SA property market likely to rebound after the elections

Property markets around the world usually face a slow-down ahead of elections. File Picture: Tracey Adams/Independent Media.

Property markets around the world usually face a slow-down ahead of elections. File Picture: Tracey Adams/Independent Media.

Published May 27, 2024


The current uncertainty faced by South Africa’s property market is no cause for alarm, experts say. In fact, this phenomenon is quite common in real estate markets across the globe.

Greg Dart, director of High Street Auctions, said there is a rhythm to election cycles and this is well known to the global property market.

“The effects of elections on real estate markets vary, but some common trends have been observed in multiple countries, including South Africa,” Dart said.

“As an investor if you understand the cycle, it becomes less disconcerting – especially during election periods like we’re experiencing when the headlines scream words like ‘critical’, ‘pivotal’ and ‘game-changing’.”

These jitters can begin as much as a year before the elections and are often marked by reduced transactions as potential buyers and sellers take a wait-and-see approach.

With less activity in the market, property prices may stabilise or even decline slightly as demand wanes. Finally, investors might delay significant decisions or new projects due to potential changes in policies that could affect things like property taxes, regulations and economic stability.

Regardless of the outcome of an election, in most instances the real estate market will adapt and recover in accordance with the new political realities.

Dart emphasised the importance of South Africans voting for leaders that have the best economic interests of all South Africans at heart.

“That’s not just a nice sentiment; we only have to look at polls from two countries last year to understand how important it is to vote.

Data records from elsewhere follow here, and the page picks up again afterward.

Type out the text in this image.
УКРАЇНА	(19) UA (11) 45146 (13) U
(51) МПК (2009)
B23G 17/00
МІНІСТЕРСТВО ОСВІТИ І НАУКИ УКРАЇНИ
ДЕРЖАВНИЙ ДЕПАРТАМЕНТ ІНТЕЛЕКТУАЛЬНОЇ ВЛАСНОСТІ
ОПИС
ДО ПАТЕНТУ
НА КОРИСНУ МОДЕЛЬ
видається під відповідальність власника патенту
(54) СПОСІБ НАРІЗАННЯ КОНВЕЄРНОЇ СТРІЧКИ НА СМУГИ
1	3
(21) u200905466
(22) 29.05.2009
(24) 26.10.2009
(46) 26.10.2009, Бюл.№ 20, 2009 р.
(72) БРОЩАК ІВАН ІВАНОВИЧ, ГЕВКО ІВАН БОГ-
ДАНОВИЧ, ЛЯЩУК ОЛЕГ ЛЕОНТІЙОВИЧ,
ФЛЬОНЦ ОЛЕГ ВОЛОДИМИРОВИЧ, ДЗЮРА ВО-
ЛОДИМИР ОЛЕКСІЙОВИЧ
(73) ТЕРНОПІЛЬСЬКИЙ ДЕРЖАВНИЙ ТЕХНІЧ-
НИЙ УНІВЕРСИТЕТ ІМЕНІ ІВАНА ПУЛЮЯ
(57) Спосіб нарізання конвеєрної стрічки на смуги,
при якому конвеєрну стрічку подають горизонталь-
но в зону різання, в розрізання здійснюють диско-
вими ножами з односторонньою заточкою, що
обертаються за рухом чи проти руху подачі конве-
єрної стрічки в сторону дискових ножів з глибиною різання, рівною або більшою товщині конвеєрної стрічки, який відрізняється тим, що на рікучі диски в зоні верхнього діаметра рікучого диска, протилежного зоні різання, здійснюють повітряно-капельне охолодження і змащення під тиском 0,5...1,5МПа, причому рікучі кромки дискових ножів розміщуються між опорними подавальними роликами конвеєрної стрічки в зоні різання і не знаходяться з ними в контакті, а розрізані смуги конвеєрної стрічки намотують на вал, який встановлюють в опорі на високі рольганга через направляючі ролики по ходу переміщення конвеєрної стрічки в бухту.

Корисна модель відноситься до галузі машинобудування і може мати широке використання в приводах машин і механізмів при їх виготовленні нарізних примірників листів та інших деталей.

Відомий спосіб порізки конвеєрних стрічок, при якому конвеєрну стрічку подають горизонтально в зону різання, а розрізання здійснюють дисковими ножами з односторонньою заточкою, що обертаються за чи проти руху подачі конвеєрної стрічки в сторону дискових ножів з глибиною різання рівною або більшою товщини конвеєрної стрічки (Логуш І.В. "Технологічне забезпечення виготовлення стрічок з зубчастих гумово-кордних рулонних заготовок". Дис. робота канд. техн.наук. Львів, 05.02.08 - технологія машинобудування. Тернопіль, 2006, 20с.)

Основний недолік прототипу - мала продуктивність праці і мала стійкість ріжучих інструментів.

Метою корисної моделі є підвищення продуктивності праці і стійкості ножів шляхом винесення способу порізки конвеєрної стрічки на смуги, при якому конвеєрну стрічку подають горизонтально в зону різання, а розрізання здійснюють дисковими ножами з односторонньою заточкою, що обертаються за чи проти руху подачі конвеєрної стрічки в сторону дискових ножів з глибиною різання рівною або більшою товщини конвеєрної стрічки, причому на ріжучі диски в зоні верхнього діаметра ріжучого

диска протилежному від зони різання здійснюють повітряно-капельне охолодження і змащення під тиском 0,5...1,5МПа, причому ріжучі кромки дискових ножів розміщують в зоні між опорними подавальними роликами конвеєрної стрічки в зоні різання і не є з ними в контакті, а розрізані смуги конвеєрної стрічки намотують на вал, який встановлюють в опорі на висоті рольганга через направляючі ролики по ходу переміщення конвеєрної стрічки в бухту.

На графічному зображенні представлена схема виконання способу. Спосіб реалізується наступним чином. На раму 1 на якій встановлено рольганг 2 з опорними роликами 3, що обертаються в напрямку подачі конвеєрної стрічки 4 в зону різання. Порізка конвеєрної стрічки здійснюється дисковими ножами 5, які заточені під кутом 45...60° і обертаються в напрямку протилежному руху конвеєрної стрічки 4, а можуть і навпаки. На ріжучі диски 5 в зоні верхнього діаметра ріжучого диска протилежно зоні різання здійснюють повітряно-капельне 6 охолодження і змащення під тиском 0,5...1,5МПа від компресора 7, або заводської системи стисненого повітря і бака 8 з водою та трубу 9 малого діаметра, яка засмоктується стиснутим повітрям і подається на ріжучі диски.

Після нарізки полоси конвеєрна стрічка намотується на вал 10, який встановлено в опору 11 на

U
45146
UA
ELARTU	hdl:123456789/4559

“Voters in Argentina and Greece last year elected pro-market leaders, who introduced economic reforms that led to a significant market upswing. In Greece an MSCI gauge of Greek equities show them soaring 48% that year, while the index for Argentina rose 67% in dollar terms.”

Real estate investors were also jittery ahead of the US election in 2020, but the market rebounded strongly after it as low interest rates and economic stimulus measures restored confidence in the market.

“The South African economy has suffered in recent years, in large part due to bad policies, a lack of will to follow through, corruption and grid instability,” Dart added. “But through all of this, property has remained a stable long-term investment. That won’t change anytime soon.

“Investors need to understand election cycles, and know that following the elections we will be seeing a rebound in the market – especially if the results are perceived to bring economic stability or favourable policy changes.

“Between that and the expected drop in interest rates coming this year, the prospects for the property market are more bullish than they have been for some time,” Dart said.